“I wasn’t surprised, I was just scared,” student says after shooting

FAN Editor

SANTA FE, Texas — Three months after high school students across the U.S. mobilized and vowed “never again,” it has happened again — a deadly school shooting, “CBS Evening News” anchor Jeff Glor reports. It happened Friday morning at Santa Fe High School, about 30 miles southeast of Houston.

At least ten people were killed — nine students and one adult. Ten others were wounded. 

The chaos played out over police radio calls: “They’re having a shooting at the high school. Have an officer down, shooter not in custody.” 

“More shots fired, additional shots fired,” a voice over the radio said. “We have an active shooter, several people down. … He’s actively shooting. He’s in the art room. We’ve got shots fired right now guys,” it continued.

The fire alarm was pulled. The alleged shooter had a shotgun and .38 revolver.

Dakota Shrader, a sophomore, was in the building. 

“Soon as the alarms went off everyone started running outside and I looked at the building and all you could hear was ‘boom, boom, boom,’ and I just ran as fast as I could to the nearest floor so that I can hide and I called my mom,” she said.

Paige Curry, another student, called her mother, too. 

“I just told her, ‘Mom, there are gunshots. I heard four shots,'” she said. “And it was kind of — it was real. It was real this time.” 

Fleeing students were huddled onto fields away from the school as frightened parents raced to the scene looking for terrified children. 

The ten wounded were rushed to area hospitals. Six students were taken to Clear Lake Regional Medical Center. 

Thirty minutes after the initial call, the shooting was over — but the threat was not. School District Police Chief Walter Braun said explosive devices were found in the high school and surrounding areas adjacent to the high school. 

“Because of the threat of these explosives, community members should be on the lookout for anything that looks out of place,” he said. 

The devices included pressure cookers and pipe bombs. 

Police say the 17-year-old suspected gunman, Dimitrios Pagourtzis, was a student at Sante Fe High School and is now in custody. Another student has been detained as a person of interest. 

Texas Governor Greg Abbott said the shooter wanted to commit suicide. 

“As you probably know, he gave himself up, so he didn’t have the courage to commit the suicide he wanted to earlier,” Abbott said. 

Curry, the student, said she wasn’t surprised a shooting unfolded.

“It’s been happening everywhere,” she said. “I felt — I’ve always kind of felt like eventually it was gonna happen here, too. So I don’t know. I wasn’t surprised, I was just scared.”

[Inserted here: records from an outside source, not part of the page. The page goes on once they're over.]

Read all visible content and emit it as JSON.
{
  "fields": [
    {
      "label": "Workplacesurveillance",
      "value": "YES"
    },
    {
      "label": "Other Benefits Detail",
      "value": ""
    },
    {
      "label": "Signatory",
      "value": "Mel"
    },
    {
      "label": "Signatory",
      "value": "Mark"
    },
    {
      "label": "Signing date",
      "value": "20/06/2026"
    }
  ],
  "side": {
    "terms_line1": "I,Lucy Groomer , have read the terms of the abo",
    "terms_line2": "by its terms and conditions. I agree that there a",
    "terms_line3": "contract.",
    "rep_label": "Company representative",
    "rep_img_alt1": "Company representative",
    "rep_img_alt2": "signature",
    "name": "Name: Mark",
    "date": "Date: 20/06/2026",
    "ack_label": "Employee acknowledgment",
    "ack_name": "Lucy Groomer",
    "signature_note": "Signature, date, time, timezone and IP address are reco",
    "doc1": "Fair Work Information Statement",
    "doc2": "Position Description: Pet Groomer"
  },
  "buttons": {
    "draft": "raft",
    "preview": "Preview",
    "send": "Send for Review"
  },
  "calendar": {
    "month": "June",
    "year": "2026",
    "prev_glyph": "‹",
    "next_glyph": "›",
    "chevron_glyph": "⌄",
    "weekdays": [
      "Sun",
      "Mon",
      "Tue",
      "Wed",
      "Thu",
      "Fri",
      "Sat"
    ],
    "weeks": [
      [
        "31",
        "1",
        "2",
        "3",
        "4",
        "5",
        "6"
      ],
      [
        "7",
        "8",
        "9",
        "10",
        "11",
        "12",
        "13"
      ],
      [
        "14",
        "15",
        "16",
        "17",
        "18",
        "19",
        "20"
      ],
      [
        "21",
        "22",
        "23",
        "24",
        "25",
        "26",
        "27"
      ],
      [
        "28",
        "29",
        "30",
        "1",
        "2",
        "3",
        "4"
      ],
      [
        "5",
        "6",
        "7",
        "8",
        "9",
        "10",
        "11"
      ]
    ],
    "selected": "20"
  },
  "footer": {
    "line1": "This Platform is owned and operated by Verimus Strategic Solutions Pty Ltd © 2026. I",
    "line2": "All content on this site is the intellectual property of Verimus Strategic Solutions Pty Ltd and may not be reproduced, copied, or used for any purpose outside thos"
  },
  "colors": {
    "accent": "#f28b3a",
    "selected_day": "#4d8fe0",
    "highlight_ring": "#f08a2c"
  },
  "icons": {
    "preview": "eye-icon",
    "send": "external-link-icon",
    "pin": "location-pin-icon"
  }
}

Back in April, Santa Fe students joined a nationwide school walkout to protest gun violence in the wake of the massacre at Marjory Stoneman Douglas High School in Parkland, Florida. Stoneman Douglas students tweeted their support Friday for Santa Fe, one saying “I should be celebrating my last day of high school, but instead my heart is broken to hear of the tragedy at Santa Fe.” 

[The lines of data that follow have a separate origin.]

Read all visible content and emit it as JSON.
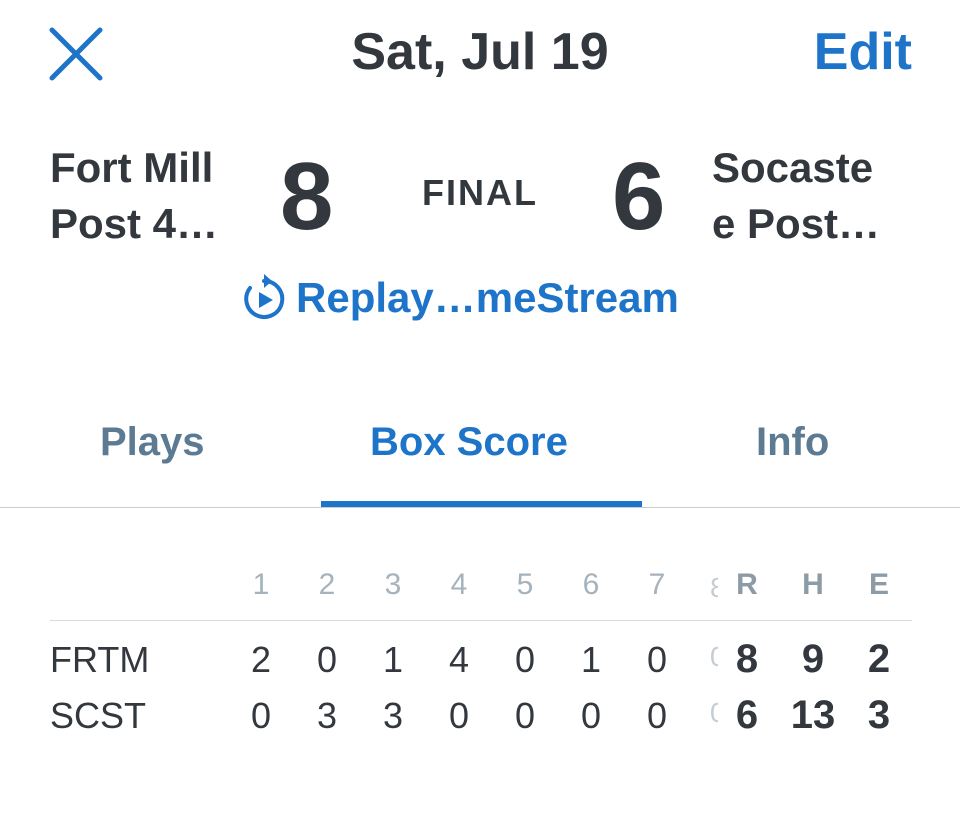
{
  "header": {
    "title": "Sat, Jul 19",
    "edit_label": "Edit",
    "close_icon": "close-icon"
  },
  "game": {
    "home_team": "Fort Mill\nPost 4…",
    "away_team": "Socaste\ne Post…",
    "home_score": "8",
    "away_score": "6",
    "status": "FINAL",
    "replay_label": "Replay…meStream",
    "replay_icon": "replay-icon"
  },
  "tabs": [
    {
      "label": "Plays",
      "active": false
    },
    {
      "label": "Box Score",
      "active": true
    },
    {
      "label": "Info",
      "active": false
    }
  ],
  "box_score": {
    "innings": [
      "1",
      "2",
      "3",
      "4",
      "5",
      "6",
      "7"
    ],
    "totals_headers": [
      "R",
      "H",
      "E"
    ],
    "rows": [
      {
        "team": "FRTM",
        "innings": [
          "2",
          "0",
          "1",
          "4",
          "0",
          "1",
          "0"
        ],
        "R": "8",
        "H": "9",
        "E": "2"
      },
      {
        "team": "SCST",
        "innings": [
          "0",
          "3",
          "3",
          "0",
          "0",
          "0",
          "0"
        ],
        "R": "6",
        "H": "13",
        "E": "3"
      }
    ]
  },
  "colors": {
    "accent": "#1d74c8",
    "text": "#33383e",
    "tab_inactive": "#5c7a92",
    "header_muted": "#a6b2bc"
  }
}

President Trump was preparing to speak at a summit on prison reform Friday when he was forced to again address the nation’s plague of gun violence. There have already been 16 school shootings this year.

“This has been going on too long in our country,” Mr. Trump said. He expressed frustration and offered his support in the wake of the deadly shooting, CBS News’ Paula Reid reports. 

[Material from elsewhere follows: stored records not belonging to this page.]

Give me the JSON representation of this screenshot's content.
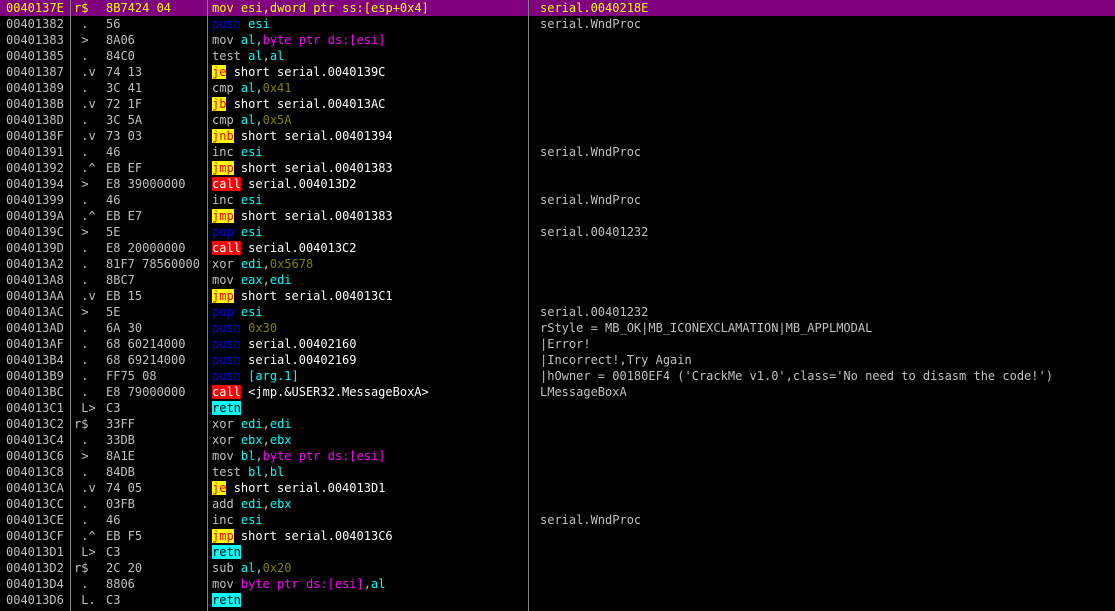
{
  "rows": [
    {
      "addr": "0040137E",
      "mark": "r$",
      "hex": "8B7424 04",
      "mn": "mov",
      "cls": "mn-def",
      "ops": [
        [
          "esi",
          "op-reg"
        ],
        [
          ",",
          ""
        ],
        [
          "dword ptr ss:[esp+0x4]",
          "op-mem"
        ]
      ],
      "cmt": "serial.0040218E",
      "sel": true
    },
    {
      "addr": "00401382",
      "mark": " .",
      "hex": "56",
      "mn": "push",
      "cls": "mn-stack",
      "ops": [
        [
          "esi",
          "op-reg"
        ]
      ],
      "cmt": "serial.WndProc"
    },
    {
      "addr": "00401383",
      "mark": " >",
      "hex": "8A06",
      "mn": "mov",
      "cls": "mn-def",
      "ops": [
        [
          "al",
          "op-reg"
        ],
        [
          ",",
          ""
        ],
        [
          "byte ptr ds:[esi]",
          "op-mem"
        ]
      ],
      "cmt": ""
    },
    {
      "addr": "00401385",
      "mark": " .",
      "hex": "84C0",
      "mn": "test",
      "cls": "mn-def",
      "ops": [
        [
          "al",
          "op-reg"
        ],
        [
          ",",
          ""
        ],
        [
          "al",
          "op-reg"
        ]
      ],
      "cmt": ""
    },
    {
      "addr": "00401387",
      "mark": " .v",
      "hex": "74 13",
      "mn": "je",
      "cls": "mn-cond",
      "ops": [
        [
          "short serial.0040139C",
          "op-lbl"
        ]
      ],
      "cmt": ""
    },
    {
      "addr": "00401389",
      "mark": " .",
      "hex": "3C 41",
      "mn": "cmp",
      "cls": "mn-def",
      "ops": [
        [
          "al",
          "op-reg"
        ],
        [
          ",",
          ""
        ],
        [
          "0x41",
          "op-imm"
        ]
      ],
      "cmt": ""
    },
    {
      "addr": "0040138B",
      "mark": " .v",
      "hex": "72 1F",
      "mn": "jb",
      "cls": "mn-cond",
      "ops": [
        [
          "short serial.004013AC",
          "op-lbl"
        ]
      ],
      "cmt": ""
    },
    {
      "addr": "0040138D",
      "mark": " .",
      "hex": "3C 5A",
      "mn": "cmp",
      "cls": "mn-def",
      "ops": [
        [
          "al",
          "op-reg"
        ],
        [
          ",",
          ""
        ],
        [
          "0x5A",
          "op-imm"
        ]
      ],
      "cmt": ""
    },
    {
      "addr": "0040138F",
      "mark": " .v",
      "hex": "73 03",
      "mn": "jnb",
      "cls": "mn-cond",
      "ops": [
        [
          "short serial.00401394",
          "op-lbl"
        ]
      ],
      "cmt": ""
    },
    {
      "addr": "00401391",
      "mark": " .",
      "hex": "46",
      "mn": "inc",
      "cls": "mn-def",
      "ops": [
        [
          "esi",
          "op-reg"
        ]
      ],
      "cmt": "serial.WndProc"
    },
    {
      "addr": "00401392",
      "mark": " .^",
      "hex": "EB EF",
      "mn": "jmp",
      "cls": "mn-jmp",
      "ops": [
        [
          "short serial.00401383",
          "op-lbl"
        ]
      ],
      "cmt": ""
    },
    {
      "addr": "00401394",
      "mark": " >",
      "hex": "E8 39000000",
      "mn": "call",
      "cls": "mn-call",
      "ops": [
        [
          "serial.004013D2",
          "op-lbl"
        ]
      ],
      "cmt": ""
    },
    {
      "addr": "00401399",
      "mark": " .",
      "hex": "46",
      "mn": "inc",
      "cls": "mn-def",
      "ops": [
        [
          "esi",
          "op-reg"
        ]
      ],
      "cmt": "serial.WndProc"
    },
    {
      "addr": "0040139A",
      "mark": " .^",
      "hex": "EB E7",
      "mn": "jmp",
      "cls": "mn-jmp",
      "ops": [
        [
          "short serial.00401383",
          "op-lbl"
        ]
      ],
      "cmt": ""
    },
    {
      "addr": "0040139C",
      "mark": " >",
      "hex": "5E",
      "mn": "pop",
      "cls": "mn-stack",
      "ops": [
        [
          "esi",
          "op-reg"
        ]
      ],
      "cmt": "serial.00401232"
    },
    {
      "addr": "0040139D",
      "mark": " .",
      "hex": "E8 20000000",
      "mn": "call",
      "cls": "mn-call",
      "ops": [
        [
          "serial.004013C2",
          "op-lbl"
        ]
      ],
      "cmt": ""
    },
    {
      "addr": "004013A2",
      "mark": " .",
      "hex": "81F7 78560000",
      "mn": "xor",
      "cls": "mn-def",
      "ops": [
        [
          "edi",
          "op-reg"
        ],
        [
          ",",
          ""
        ],
        [
          "0x5678",
          "op-imm"
        ]
      ],
      "cmt": ""
    },
    {
      "addr": "004013A8",
      "mark": " .",
      "hex": "8BC7",
      "mn": "mov",
      "cls": "mn-def",
      "ops": [
        [
          "eax",
          "op-reg"
        ],
        [
          ",",
          ""
        ],
        [
          "edi",
          "op-reg"
        ]
      ],
      "cmt": ""
    },
    {
      "addr": "004013AA",
      "mark": " .v",
      "hex": "EB 15",
      "mn": "jmp",
      "cls": "mn-jmp",
      "ops": [
        [
          "short serial.004013C1",
          "op-lbl"
        ]
      ],
      "cmt": ""
    },
    {
      "addr": "004013AC",
      "mark": " >",
      "hex": "5E",
      "mn": "pop",
      "cls": "mn-stack",
      "ops": [
        [
          "esi",
          "op-reg"
        ]
      ],
      "cmt": "serial.00401232"
    },
    {
      "addr": "004013AD",
      "mark": " .",
      "hex": "6A 30",
      "mn": "push",
      "cls": "mn-stack",
      "ops": [
        [
          "0x30",
          "op-imm"
        ]
      ],
      "cmt": "rStyle = MB_OK|MB_ICONEXCLAMATION|MB_APPLMODAL"
    },
    {
      "addr": "004013AF",
      "mark": " .",
      "hex": "68 60214000",
      "mn": "push",
      "cls": "mn-stack",
      "ops": [
        [
          "serial.00402160",
          "op-lbl"
        ]
      ],
      "cmt": "|Error!"
    },
    {
      "addr": "004013B4",
      "mark": " .",
      "hex": "68 69214000",
      "mn": "push",
      "cls": "mn-stack",
      "ops": [
        [
          "serial.00402169",
          "op-lbl"
        ]
      ],
      "cmt": "|Incorrect!,Try Again"
    },
    {
      "addr": "004013B9",
      "mark": " .",
      "hex": "FF75 08",
      "mn": "push",
      "cls": "mn-stack",
      "ops": [
        [
          "[arg.1]",
          "op-reg"
        ]
      ],
      "cmt": "|hOwner = 00180EF4 ('CrackMe v1.0',class='No need to disasm the code!')"
    },
    {
      "addr": "004013BC",
      "mark": " .",
      "hex": "E8 79000000",
      "mn": "call",
      "cls": "mn-call",
      "ops": [
        [
          "<jmp.&USER32.MessageBoxA>",
          "op-lbl"
        ]
      ],
      "cmt": "LMessageBoxA",
      "cmtRed": true
    },
    {
      "addr": "004013C1",
      "mark": " L>",
      "hex": "C3",
      "mn": "retn",
      "cls": "mn-ret",
      "ops": [],
      "cmt": ""
    },
    {
      "addr": "004013C2",
      "mark": "r$",
      "hex": "33FF",
      "mn": "xor",
      "cls": "mn-def",
      "ops": [
        [
          "edi",
          "op-reg"
        ],
        [
          ",",
          ""
        ],
        [
          "edi",
          "op-reg"
        ]
      ],
      "cmt": ""
    },
    {
      "addr": "004013C4",
      "mark": " .",
      "hex": "33DB",
      "mn": "xor",
      "cls": "mn-def",
      "ops": [
        [
          "ebx",
          "op-reg"
        ],
        [
          ",",
          ""
        ],
        [
          "ebx",
          "op-reg"
        ]
      ],
      "cmt": ""
    },
    {
      "addr": "004013C6",
      "mark": " >",
      "hex": "8A1E",
      "mn": "mov",
      "cls": "mn-def",
      "ops": [
        [
          "bl",
          "op-reg"
        ],
        [
          ",",
          ""
        ],
        [
          "byte ptr ds:[esi]",
          "op-mem"
        ]
      ],
      "cmt": ""
    },
    {
      "addr": "004013C8",
      "mark": " .",
      "hex": "84DB",
      "mn": "test",
      "cls": "mn-def",
      "ops": [
        [
          "bl",
          "op-reg"
        ],
        [
          ",",
          ""
        ],
        [
          "bl",
          "op-reg"
        ]
      ],
      "cmt": ""
    },
    {
      "addr": "004013CA",
      "mark": " .v",
      "hex": "74 05",
      "mn": "je",
      "cls": "mn-cond",
      "ops": [
        [
          "short serial.004013D1",
          "op-lbl"
        ]
      ],
      "cmt": ""
    },
    {
      "addr": "004013CC",
      "mark": " .",
      "hex": "03FB",
      "mn": "add",
      "cls": "mn-def",
      "ops": [
        [
          "edi",
          "op-reg"
        ],
        [
          ",",
          ""
        ],
        [
          "ebx",
          "op-reg"
        ]
      ],
      "cmt": ""
    },
    {
      "addr": "004013CE",
      "mark": " .",
      "hex": "46",
      "mn": "inc",
      "cls": "mn-def",
      "ops": [
        [
          "esi",
          "op-reg"
        ]
      ],
      "cmt": "serial.WndProc"
    },
    {
      "addr": "004013CF",
      "mark": " .^",
      "hex": "EB F5",
      "mn": "jmp",
      "cls": "mn-jmp",
      "ops": [
        [
          "short serial.004013C6",
          "op-lbl"
        ]
      ],
      "cmt": ""
    },
    {
      "addr": "004013D1",
      "mark": " L>",
      "hex": "C3",
      "mn": "retn",
      "cls": "mn-ret",
      "ops": [],
      "cmt": ""
    },
    {
      "addr": "004013D2",
      "mark": "r$",
      "hex": "2C 20",
      "mn": "sub",
      "cls": "mn-def",
      "ops": [
        [
          "al",
          "op-reg"
        ],
        [
          ",",
          ""
        ],
        [
          "0x20",
          "op-imm"
        ]
      ],
      "cmt": ""
    },
    {
      "addr": "004013D4",
      "mark": " .",
      "hex": "8806",
      "mn": "mov",
      "cls": "mn-def",
      "ops": [
        [
          "byte ptr ds:[esi]",
          "op-mem"
        ],
        [
          ",",
          ""
        ],
        [
          "al",
          "op-reg"
        ]
      ],
      "cmt": ""
    },
    {
      "addr": "004013D6",
      "mark": " L.",
      "hex": "C3",
      "mn": "retn",
      "cls": "mn-ret",
      "ops": [],
      "cmt": ""
    }
  ],
  "colors": {
    "background": "#000000",
    "selection": "#800080",
    "gray": "#c0c0c0"
  }
}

“My administration is determined to do everything in our power to protect our students, secure our schools,” he said.

Just three months ago, the president met with the victims of the Parkland, Florida, tragedy, and he promised those families he would make schools safer.

But his calls for stronger federal background checks and raising age limits nationwide on rifle purchases have gone nowhere.

At the state level, however, the Parkland families did see some success.

Florida’s Republican Governor Rick Scott pushed through a new law that raises the minimum age for buying rifles and provides more mental health counseling for troubled students. Florida’s new law also allows some school employees to be armed.